Position:Communique - Interview with Ruth Dueck-Mbeba of the Mastercard Foundation

The Mastercard Foundation's efforts to increase financial inclusion in Africa include helping low-income earners gain access to housing finance. Ruth Dueck-Mbeba, Senior Program Manager (pictured below), spoke to New African about the Foundation's partnership with Habitat for Humanity.

The Mastercard Foundation has formed a key partnership with Habitat in the area of housing finance. How does the need to improve housing finance compare with the other challenges facing Africa?

One of the Foundation's goals is to improve financial inclusion, which provides the opportunity for people to become active actors in the economic life of their communities.

Africa has the youngest and fastest growing population in the world. We believe that empowering young people, especially young women, who have historically been left out of the financial fold will bring positive change to the continent. Assisting with finance for secure housing is an important part of that.

Let us talk about the Mastercard Foundation's involvement in housing finance.

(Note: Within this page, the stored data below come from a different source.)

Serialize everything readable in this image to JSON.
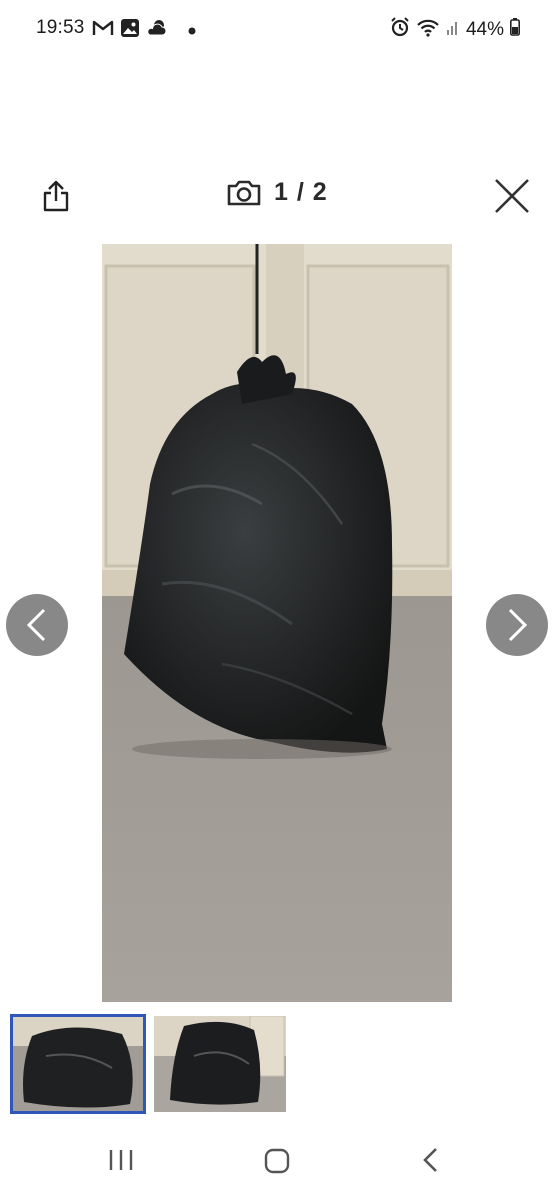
{
  "status_bar": {
    "time": "19:53",
    "left_icons": [
      "gmail-icon",
      "gallery-icon",
      "weather-icon",
      "dot-icon"
    ],
    "right_icons": [
      "alarm-icon",
      "wifi-icon",
      "signal-icon"
    ],
    "battery_percent": "44%"
  },
  "viewer": {
    "counter": "1 / 2",
    "current_index": 1,
    "total": 2
  },
  "photos": [
    {
      "name": "black-bin-bag-photo-1",
      "selected": true
    },
    {
      "name": "black-bin-bag-photo-2",
      "selected": false
    }
  ],
  "colors": {
    "thumb_selected_border": "#2f56b8",
    "nav_arrow_bg": "#787878"
  }
}
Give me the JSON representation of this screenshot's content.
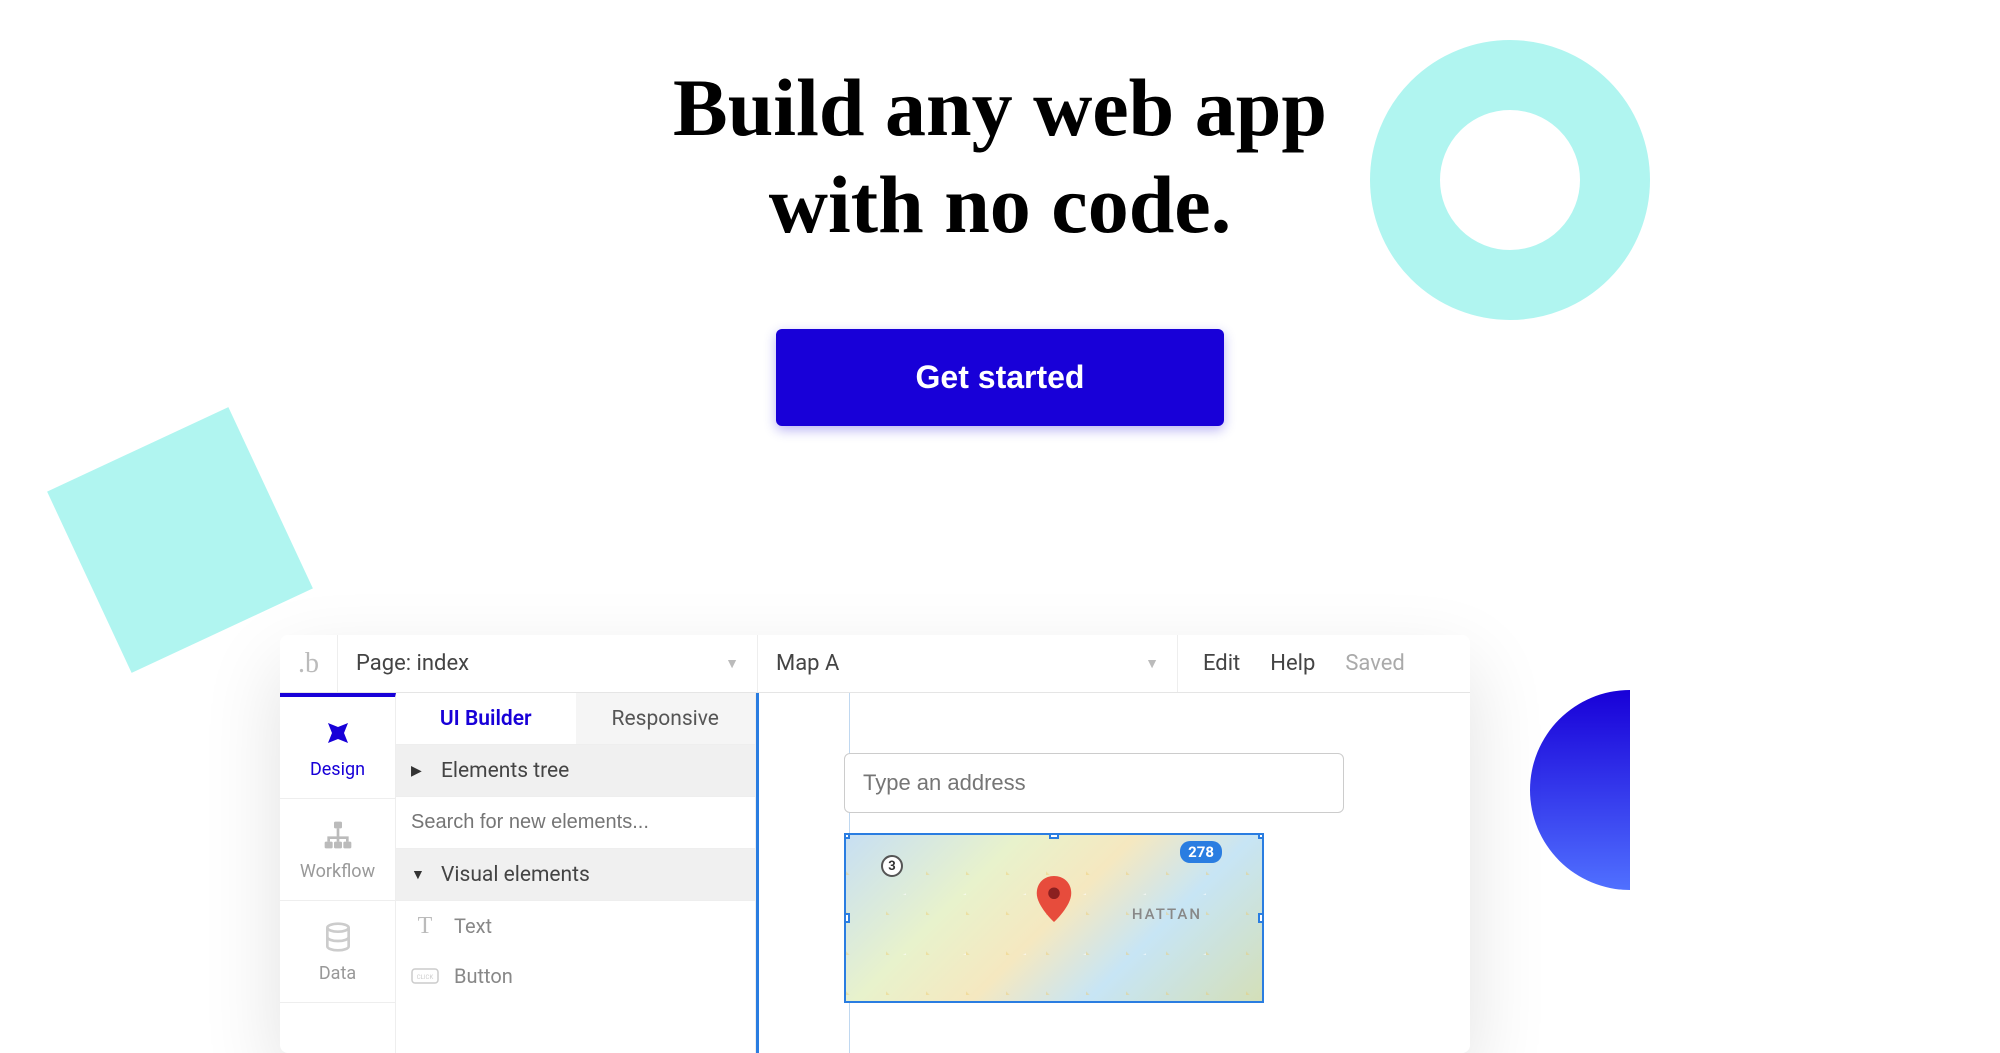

We believe that owning a secure and safe shelter is a fundamental human right. Sadly in Africa, a large number of people live in poor, insecure dwellings, which are often dehumanising since they are not fit for humans. The statistics paint a difficult picture: less than 5 per cent of Africans can access or afford a typical housing mortgage. By 2050 Africa's population is expected to rise to 2.4 billion, a quarter of the world's population. Sadly, poverty and economic inequality continue to rise.

As you have heard at the Forum, our partnership with Habitat has succeeded in making housing finance available for the poor who would not ordinarily be able to afford a mortgage. We believe that our initiative will spur other actors to come into the sector.

What impact do you think the Mastercard Foundation's work has had on poverty in Africa?

The conversation on housing finance has expanded. I am aware that the African Development Bank is leading a discussion on how pension funds can be invested in the housing and other sectors to transform the continent. The Kenyan government has included the provision of affordable housing as one of the four pillars of development that need to be focused on.